Une ancienne tradition liturgique colle au Dimanche des Rameaux l’étiquette bucolique de « Pâques fleuries ». Allusion aux rameaux de buis et d‘olivier, décorés selon les lieux de rubans colorés ou de fleurs printanières et qu’on agite ce loir-là au long d’une joyeuse et parfois bruyante procession. Une autre tradition appelle « Pâques closes » le dimanche qui suit le jour de Pâques où l’on prend soin de ranger ce qui a servi au décor de la fête, y compris les aubes blanches des baptisés de la nuit pascale.

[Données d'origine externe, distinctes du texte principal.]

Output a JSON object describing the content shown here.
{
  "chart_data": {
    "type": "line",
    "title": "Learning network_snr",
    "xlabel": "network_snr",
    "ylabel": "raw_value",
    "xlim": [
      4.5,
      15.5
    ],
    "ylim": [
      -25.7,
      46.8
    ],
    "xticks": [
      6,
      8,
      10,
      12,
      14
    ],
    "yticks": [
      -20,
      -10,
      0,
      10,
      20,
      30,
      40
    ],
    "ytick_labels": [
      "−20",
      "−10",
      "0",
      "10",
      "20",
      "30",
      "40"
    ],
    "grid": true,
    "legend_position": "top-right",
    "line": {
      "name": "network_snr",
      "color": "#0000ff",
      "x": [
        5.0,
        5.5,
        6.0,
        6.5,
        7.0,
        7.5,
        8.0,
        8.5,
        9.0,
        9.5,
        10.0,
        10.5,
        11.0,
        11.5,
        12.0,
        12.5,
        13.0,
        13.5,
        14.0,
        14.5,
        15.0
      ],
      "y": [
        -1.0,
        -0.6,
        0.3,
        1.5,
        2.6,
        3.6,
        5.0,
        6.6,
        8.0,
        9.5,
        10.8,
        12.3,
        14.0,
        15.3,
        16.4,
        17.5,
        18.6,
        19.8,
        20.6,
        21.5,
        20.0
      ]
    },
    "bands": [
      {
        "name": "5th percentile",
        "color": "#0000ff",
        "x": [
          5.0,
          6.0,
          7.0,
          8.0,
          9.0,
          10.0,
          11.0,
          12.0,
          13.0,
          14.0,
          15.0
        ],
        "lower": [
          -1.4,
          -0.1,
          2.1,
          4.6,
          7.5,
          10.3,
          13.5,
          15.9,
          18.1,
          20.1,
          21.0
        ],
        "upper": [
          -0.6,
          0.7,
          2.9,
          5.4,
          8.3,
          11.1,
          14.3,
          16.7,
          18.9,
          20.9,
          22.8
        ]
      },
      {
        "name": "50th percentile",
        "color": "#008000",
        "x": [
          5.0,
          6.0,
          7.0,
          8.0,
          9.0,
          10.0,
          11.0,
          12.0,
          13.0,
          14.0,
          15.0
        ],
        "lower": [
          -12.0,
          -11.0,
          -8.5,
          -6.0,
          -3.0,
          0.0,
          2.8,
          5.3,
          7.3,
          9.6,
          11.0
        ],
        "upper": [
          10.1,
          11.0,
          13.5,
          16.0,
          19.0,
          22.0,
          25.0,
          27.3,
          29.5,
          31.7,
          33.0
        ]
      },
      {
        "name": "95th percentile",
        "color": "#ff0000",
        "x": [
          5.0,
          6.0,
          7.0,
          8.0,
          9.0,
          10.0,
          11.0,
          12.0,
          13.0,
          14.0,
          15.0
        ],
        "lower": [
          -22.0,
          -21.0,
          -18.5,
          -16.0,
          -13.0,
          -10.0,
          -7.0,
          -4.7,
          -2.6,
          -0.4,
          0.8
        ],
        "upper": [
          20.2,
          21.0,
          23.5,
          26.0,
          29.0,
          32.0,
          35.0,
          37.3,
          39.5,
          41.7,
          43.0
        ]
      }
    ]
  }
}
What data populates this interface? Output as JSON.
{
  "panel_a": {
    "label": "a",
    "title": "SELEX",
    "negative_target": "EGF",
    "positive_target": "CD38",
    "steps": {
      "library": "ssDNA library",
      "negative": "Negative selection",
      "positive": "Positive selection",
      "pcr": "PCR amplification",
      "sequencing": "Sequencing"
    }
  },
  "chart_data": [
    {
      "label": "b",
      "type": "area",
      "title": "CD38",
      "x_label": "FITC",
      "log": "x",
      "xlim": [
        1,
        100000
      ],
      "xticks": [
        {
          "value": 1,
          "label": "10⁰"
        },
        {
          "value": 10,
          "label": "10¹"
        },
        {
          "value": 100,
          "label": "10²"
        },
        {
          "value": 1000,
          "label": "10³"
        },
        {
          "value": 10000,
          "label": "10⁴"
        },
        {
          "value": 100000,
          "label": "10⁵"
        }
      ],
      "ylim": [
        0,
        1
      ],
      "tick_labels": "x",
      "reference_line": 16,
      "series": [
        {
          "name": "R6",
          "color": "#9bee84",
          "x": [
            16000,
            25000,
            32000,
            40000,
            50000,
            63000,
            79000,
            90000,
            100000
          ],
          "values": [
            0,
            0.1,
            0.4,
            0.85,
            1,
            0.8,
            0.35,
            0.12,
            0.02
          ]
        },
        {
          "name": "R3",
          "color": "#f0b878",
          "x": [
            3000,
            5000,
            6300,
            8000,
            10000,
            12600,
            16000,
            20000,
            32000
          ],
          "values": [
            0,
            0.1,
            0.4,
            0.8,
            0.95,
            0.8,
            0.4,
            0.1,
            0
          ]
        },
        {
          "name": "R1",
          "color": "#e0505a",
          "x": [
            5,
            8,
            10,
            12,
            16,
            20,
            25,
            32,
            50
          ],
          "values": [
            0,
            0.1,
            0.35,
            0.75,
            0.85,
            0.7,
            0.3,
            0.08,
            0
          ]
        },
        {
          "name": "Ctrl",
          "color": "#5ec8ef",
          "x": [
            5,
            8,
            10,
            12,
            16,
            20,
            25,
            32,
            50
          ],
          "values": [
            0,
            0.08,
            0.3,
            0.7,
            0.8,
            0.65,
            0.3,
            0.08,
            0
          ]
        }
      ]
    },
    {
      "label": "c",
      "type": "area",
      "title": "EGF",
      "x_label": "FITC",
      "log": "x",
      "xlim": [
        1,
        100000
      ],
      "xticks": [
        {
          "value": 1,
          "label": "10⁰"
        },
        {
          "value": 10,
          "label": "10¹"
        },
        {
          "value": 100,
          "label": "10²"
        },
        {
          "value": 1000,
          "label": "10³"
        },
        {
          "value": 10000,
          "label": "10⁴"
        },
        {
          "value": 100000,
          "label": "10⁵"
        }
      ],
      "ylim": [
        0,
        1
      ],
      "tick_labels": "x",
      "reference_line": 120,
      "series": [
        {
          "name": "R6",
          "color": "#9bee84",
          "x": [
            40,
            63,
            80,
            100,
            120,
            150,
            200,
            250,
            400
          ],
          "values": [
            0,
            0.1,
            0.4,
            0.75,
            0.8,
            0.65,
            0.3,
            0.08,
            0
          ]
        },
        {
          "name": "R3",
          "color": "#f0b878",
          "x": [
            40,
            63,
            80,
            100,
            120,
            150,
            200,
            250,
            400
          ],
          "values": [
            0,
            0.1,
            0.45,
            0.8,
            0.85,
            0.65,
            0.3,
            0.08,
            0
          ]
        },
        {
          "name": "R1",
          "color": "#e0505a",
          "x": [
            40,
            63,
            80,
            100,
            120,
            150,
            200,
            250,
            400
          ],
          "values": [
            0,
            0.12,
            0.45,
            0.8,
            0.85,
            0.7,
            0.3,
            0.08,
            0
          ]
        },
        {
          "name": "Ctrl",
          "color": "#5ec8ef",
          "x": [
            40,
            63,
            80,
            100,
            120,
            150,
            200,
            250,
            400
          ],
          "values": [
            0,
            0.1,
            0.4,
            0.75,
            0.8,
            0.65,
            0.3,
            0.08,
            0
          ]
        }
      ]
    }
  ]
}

Cette année, à notre grand regret, la coronavirus nous contraint à inverser les dates. Pâques fleuries aura la teinte de Pâques closes, sans procession ni peuple sur le parvis. Nous remettons à plus tard, mais sans attendre les calendes grecques, le plaisir de processionner en fanfare et en corso fleuri.
Réflexion faite et Bible à l’appui, je trouve que la rigoureuse et froide sobriété de la célébration des Rameaux cette année concorde avec la lettre des évangiles. Comment nous décrit-on l’entrée de Jésus à Jérusalem ? Ce ne fut pas un cortège triomphal. Ni l’escorte d’un jeune prince fringuant, chevauchant un étalon piaffant vers le trône royal préparé pour lui. Non, mais un ramassis de gamins que les gens bien élevés ont du mal à faire taire. Des enfants qui acclament un obscur rabbi galiléen juché sur un ânon. Même ses disciples s’étonner de la scène et regarder de loin cette piteuse cavalcade. Ce n’est pas dans ce minable appareil qu’ils imaginent le Messie venir libérer la ville sainte des païens qui la souillent. L’avenir leur donnera raison. Trois jours passent et la police du Temple met fin à ce carnaval. Le trublion est arrêté dans une oliveraie proche de la ville. Nous connaissons la suite de cette histoire. Ses disciples s’enfuirent et leur rabbi meurt seul sur une croix, abandonné par ses amis et par le Ciel aussi.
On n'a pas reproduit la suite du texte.